When designing a front kitchen, take into consideration what visitors will see when they enter your home. Provide something of a visual buffer between the entry space and the kitchen. A good buffer is a separating hall closet or wall with a drop table and a mirror. Also think about what the kitchen will look like when it is being used. Find ways to mask a kitchen mess to avoid giving a bad first impression. A semi-open room divider or pocket door can help hide what you do not want visitors to see straight away. Make sure the kitchen somehow connects to the main living space of the house. Otherwise you will isolate the cook and cut her out of family activities. Open floor plans feature big kitchens which are part of the main living space. Also make sure that the kitchen is logically located next to the dining room if you have one. A kitchen should not be so far from the dining room that your food is not cold by the time it reaches the table.
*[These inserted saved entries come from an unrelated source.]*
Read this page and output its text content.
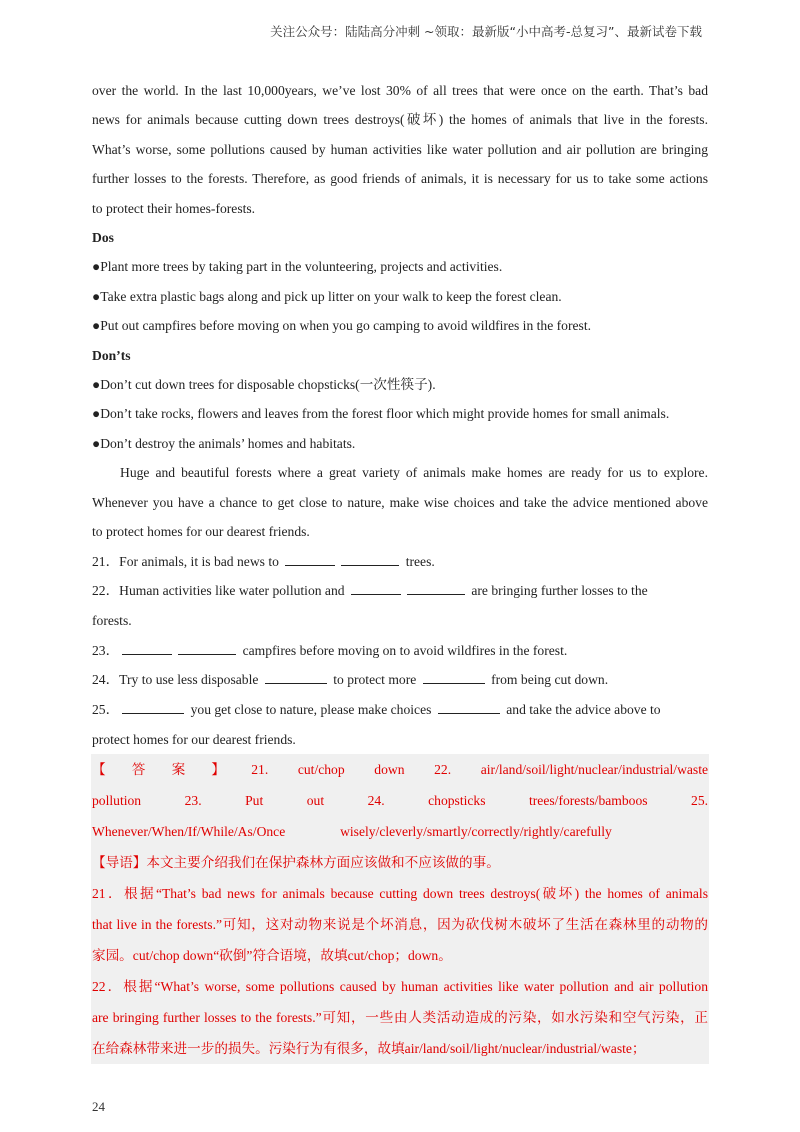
关注公众号：陆陆高分冲刺 ~领取：最新版“小中高考-总复习”、最新试卷下载
over the world. In the last 10,000years, we’ve lost 30% of all trees that were once on the earth. That’s bad
news for animals because cutting down trees destroys(破坏) the homes of animals that live in the forests.
What’s worse, some pollutions caused by human activities like water pollution and air pollution are bringing
further losses to the forests. Therefore, as good friends of animals, it is necessary for us to take some actions
to protect their homes-forests.
Dos
●Plant more trees by taking part in the volunteering, projects and activities.
●Take extra plastic bags along and pick up litter on your walk to keep the forest clean.
●Put out campfires before moving on when you go camping to avoid wildfires in the forest.
Don’ts
●Don’t cut down trees for disposable chopsticks(一次性筷子).
●Don’t take rocks, flowers and leaves from the forest floor which might provide homes for small animals.
●Don’t destroy the animals’ homes and habitats.
Huge and beautiful forests where a great variety of animals make homes are ready for us to explore.
Whenever you have a chance to get close to nature, make wise choices and take the advice mentioned above
to protect homes for our dearest friends.
21．For animals, it is bad news to	trees.
22．Human activities like water pollution and	are bringing further losses to the
forests.
23．	campfires before moving on to avoid wildfires in the forest.
24．Try to use less disposable	to protect more	from being cut down.
25．	you get close to nature, please make choices	and take the advice above to
protect homes for our dearest friends.
【答案】21. cut/chop down 22. air/land/soil/light/nuclear/industrial/waste
pollution	23.	Put	out	24.	chopsticks	trees/forests/bamboos	25.
Whenever/When/If/While/As/Once	wisely/cleverly/smartly/correctly/rightly/carefully
【导语】本文主要介绍我们在保护森林方面应该做和不应该做的事。
21．根据“That’s bad news for animals because cutting down trees destroys(破坏) the homes of animals
that live in the forests.”可知，这对动物来说是个坏消息，因为砍伐树木破坏了生活在森林里的动物的
家园。cut/chop down“砍倒”符合语境，故填cut/chop；down。
22．根据“What’s worse, some pollutions caused by human activities like water pollution and air pollution
are bringing further losses to the forests.”可知，一些由人类活动造成的污染，如水污染和空气污染，正
在给森林带来进一步的损失。污染行为有很多，故填air/land/soil/light/nuclear/industrial/waste；
24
Consider the view from the sidewalk or street. You probably do not want to have copper pots hanging in front of your kitchen window. Situate the major fixtures such as stoves and refrigerators away from the window. Hang neutral drapes to somewhat camouflage the room's purpose from passers-by. When you move the kitchen to the front of the house, you will need to shift major mechanicals to the far side of the basement. This may prove costly. Most homes are designed to reduce the need for long water and waste lines by concentrating "wet" rooms such as kitchens and baths in proximity to each other so that they can share mechanicals. Imagine the traffic pattern created by a large number of guests coming and going. Holiday gatherings are a good example. You want to design an entryway which can accommodate several visitors arriving at the same time with bundles and coats which need to be hung up. Again, buffer walls, closets or dividers can help direct the traffic flow away from the centre of the kitchen.